The most important muscle group for Irish dancing
If someone were to ask you what the most important muscle group is for an Irish dancer, what would you say? Legs? Probably not arms! It’s actually your core – if your core is strong and firing, you’re going to have great posture, strong balance, get better lift, and be able to get your legs up high on your kicks and clicks.
More crucial than big kicks, a strong core means you’re going to reduce your risk of injury. According to Suzanne Cox, TCRG and Accredited Exercise Physiologist (ESSA) with the Australian Institute of Fitness, “Irish dancers with poor core strength are more susceptible to back injuries but can even be at more risk for leg and foot injuries. Our bodies function as a whole and a weak link in the chain can impact another area, which can in turn cause an injury somewhere else. For example, a back injury can cause a dancer to favour one side, which means one leg takes more load while one leg becomes weaker and unable to handle the stress placed upon it.”
Core strength is something that Chloey Turner, professional dancer and personal trainer, has learnt along the way. “During my competitive days I knew very little about the importance of core training. I thought that by putting in the hours at dance class and running occasionally that would be enough. It wasn’t until I went to college and studied to be a personal fitness trainer that I realised how important it was to make extra time to strengthen my entire body starting with the stabilising muscles.” These days Turner is putting that knowledge to good use by working with the cast of Riverdance to keep them in peak condition for their gruelling show schedule. Working with partner James Greenan, they have developed a fitness and nutrition program for Irish dancers called theCJway that will be launching soon.
Apart from injuries, Cox tells us that “A weak core can create a faulty movement pattern. If we don’t move in the correct way our bodies adapt and learn a skill in a different way. Usually this will be a less efficient way that takes more energy and doesn’t look the way we want it to. We can change the way we do a skill but it takes a lot longer! In fact, some research tells us that if we want to correct the way we perform a move we need to do it correctly hundreds of times. That means instead of performing a click with straight knees 20 – 40 times to get it right, we now need to perform it many more times to get it right!”
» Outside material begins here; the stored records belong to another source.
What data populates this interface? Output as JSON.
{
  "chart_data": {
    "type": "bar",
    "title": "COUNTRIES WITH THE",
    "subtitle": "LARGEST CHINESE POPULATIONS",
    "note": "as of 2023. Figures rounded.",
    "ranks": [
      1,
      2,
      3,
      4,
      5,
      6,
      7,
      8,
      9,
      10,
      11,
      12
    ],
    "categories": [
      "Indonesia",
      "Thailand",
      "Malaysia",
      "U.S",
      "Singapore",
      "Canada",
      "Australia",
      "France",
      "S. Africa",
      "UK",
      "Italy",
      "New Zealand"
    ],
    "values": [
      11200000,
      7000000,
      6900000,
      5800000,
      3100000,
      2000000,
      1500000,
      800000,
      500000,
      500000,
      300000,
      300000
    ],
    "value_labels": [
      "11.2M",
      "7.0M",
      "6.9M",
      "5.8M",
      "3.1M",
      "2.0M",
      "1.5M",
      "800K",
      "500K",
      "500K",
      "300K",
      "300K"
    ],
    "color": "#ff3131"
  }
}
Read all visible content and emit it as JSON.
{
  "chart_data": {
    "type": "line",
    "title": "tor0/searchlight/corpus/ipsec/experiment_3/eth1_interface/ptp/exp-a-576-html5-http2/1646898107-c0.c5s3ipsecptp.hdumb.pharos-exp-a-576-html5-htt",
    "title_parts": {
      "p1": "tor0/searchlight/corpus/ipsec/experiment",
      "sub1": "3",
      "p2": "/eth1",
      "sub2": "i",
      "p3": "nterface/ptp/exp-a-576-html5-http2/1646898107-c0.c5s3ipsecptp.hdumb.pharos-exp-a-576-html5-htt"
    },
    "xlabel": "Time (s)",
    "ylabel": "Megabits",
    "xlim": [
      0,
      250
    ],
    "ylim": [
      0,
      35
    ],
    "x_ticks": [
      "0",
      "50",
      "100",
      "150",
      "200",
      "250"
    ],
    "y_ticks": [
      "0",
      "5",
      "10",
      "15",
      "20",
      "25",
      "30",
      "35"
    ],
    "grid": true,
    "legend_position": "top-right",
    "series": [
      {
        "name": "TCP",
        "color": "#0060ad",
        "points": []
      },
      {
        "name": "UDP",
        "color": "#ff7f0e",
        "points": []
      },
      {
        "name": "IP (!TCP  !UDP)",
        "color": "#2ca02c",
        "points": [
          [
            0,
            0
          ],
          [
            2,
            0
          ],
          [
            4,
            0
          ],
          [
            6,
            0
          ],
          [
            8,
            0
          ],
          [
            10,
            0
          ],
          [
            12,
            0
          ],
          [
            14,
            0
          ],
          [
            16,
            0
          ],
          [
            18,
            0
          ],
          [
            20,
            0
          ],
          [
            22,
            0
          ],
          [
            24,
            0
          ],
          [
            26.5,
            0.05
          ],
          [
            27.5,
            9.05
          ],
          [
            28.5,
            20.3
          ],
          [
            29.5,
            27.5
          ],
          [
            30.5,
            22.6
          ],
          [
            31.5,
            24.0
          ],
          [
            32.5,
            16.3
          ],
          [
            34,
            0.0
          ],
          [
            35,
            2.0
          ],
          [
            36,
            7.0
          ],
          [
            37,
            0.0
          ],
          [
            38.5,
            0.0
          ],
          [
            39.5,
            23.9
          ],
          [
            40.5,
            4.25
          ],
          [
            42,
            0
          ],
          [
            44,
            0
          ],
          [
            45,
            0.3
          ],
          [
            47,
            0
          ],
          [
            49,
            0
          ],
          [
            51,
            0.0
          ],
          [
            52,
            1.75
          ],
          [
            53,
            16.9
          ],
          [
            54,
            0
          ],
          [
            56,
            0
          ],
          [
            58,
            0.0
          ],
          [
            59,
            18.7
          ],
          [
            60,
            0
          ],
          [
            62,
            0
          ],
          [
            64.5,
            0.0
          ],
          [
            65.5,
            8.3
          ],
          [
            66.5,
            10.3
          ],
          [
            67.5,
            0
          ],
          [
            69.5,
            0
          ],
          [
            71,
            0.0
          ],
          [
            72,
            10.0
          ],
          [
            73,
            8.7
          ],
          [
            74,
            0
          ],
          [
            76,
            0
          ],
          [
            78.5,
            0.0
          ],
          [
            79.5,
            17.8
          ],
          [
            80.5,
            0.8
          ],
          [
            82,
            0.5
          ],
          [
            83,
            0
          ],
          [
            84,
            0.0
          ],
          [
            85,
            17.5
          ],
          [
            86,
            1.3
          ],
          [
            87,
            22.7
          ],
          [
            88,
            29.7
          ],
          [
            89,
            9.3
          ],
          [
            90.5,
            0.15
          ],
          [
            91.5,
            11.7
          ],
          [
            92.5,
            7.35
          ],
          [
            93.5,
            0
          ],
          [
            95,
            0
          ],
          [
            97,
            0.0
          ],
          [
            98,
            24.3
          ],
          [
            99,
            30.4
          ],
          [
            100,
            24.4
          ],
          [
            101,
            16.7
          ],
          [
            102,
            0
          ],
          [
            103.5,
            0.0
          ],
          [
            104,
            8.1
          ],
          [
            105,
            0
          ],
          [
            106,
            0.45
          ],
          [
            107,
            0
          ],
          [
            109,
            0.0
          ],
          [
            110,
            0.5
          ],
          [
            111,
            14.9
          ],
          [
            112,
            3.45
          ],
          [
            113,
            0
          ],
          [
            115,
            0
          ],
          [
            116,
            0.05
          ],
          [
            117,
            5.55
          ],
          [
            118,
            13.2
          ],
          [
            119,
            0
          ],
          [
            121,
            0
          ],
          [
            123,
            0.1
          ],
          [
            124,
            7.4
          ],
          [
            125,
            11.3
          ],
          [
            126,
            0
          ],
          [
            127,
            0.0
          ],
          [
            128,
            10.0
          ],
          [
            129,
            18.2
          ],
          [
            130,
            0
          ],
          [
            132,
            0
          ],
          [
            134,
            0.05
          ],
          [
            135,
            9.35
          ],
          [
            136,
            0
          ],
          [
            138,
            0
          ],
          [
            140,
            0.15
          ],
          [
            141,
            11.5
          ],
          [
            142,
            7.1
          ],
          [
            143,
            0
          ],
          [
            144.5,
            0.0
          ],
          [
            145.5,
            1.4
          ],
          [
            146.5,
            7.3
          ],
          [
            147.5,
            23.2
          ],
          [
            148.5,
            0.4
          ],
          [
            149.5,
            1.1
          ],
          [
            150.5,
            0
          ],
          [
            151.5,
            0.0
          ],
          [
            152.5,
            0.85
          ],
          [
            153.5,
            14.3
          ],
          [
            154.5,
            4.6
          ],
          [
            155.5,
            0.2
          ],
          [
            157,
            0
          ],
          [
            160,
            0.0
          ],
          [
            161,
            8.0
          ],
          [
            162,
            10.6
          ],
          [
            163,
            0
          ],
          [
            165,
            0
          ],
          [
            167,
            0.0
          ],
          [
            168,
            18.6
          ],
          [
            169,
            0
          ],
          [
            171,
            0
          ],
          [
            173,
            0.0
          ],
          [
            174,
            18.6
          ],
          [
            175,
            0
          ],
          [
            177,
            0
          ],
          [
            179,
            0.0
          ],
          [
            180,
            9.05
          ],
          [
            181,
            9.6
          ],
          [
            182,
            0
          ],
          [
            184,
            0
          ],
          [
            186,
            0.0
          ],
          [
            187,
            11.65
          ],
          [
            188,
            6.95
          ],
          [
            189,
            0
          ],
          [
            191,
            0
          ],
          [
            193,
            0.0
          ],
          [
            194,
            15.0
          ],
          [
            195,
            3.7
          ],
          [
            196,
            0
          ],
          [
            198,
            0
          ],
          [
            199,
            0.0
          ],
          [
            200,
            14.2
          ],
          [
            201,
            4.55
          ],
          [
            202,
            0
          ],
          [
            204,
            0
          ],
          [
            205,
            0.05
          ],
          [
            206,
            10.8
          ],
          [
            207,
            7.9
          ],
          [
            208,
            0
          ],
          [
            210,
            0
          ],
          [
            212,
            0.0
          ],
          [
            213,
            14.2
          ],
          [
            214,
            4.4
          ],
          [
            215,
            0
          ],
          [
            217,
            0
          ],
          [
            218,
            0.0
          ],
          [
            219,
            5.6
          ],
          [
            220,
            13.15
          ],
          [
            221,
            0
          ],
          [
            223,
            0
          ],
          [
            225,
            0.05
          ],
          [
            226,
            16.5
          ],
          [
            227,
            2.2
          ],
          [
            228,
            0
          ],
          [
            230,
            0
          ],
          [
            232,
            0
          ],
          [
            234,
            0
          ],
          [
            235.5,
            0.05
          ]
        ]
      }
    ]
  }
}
If you’re a dancer who struggles with posture, arm, and shoulder issues when you dance, then all signs point to a weak core. Cox describes it as, “A strong core allows a dancer to have a greater level of strength, power, precision and elegance when they dance. The core muscles that surround our spine are responsible for maintaining posture as well as keeping us strong, stable and upright. They also play a role in providing a solid support for our hips and legs to be able to do what they need to do.”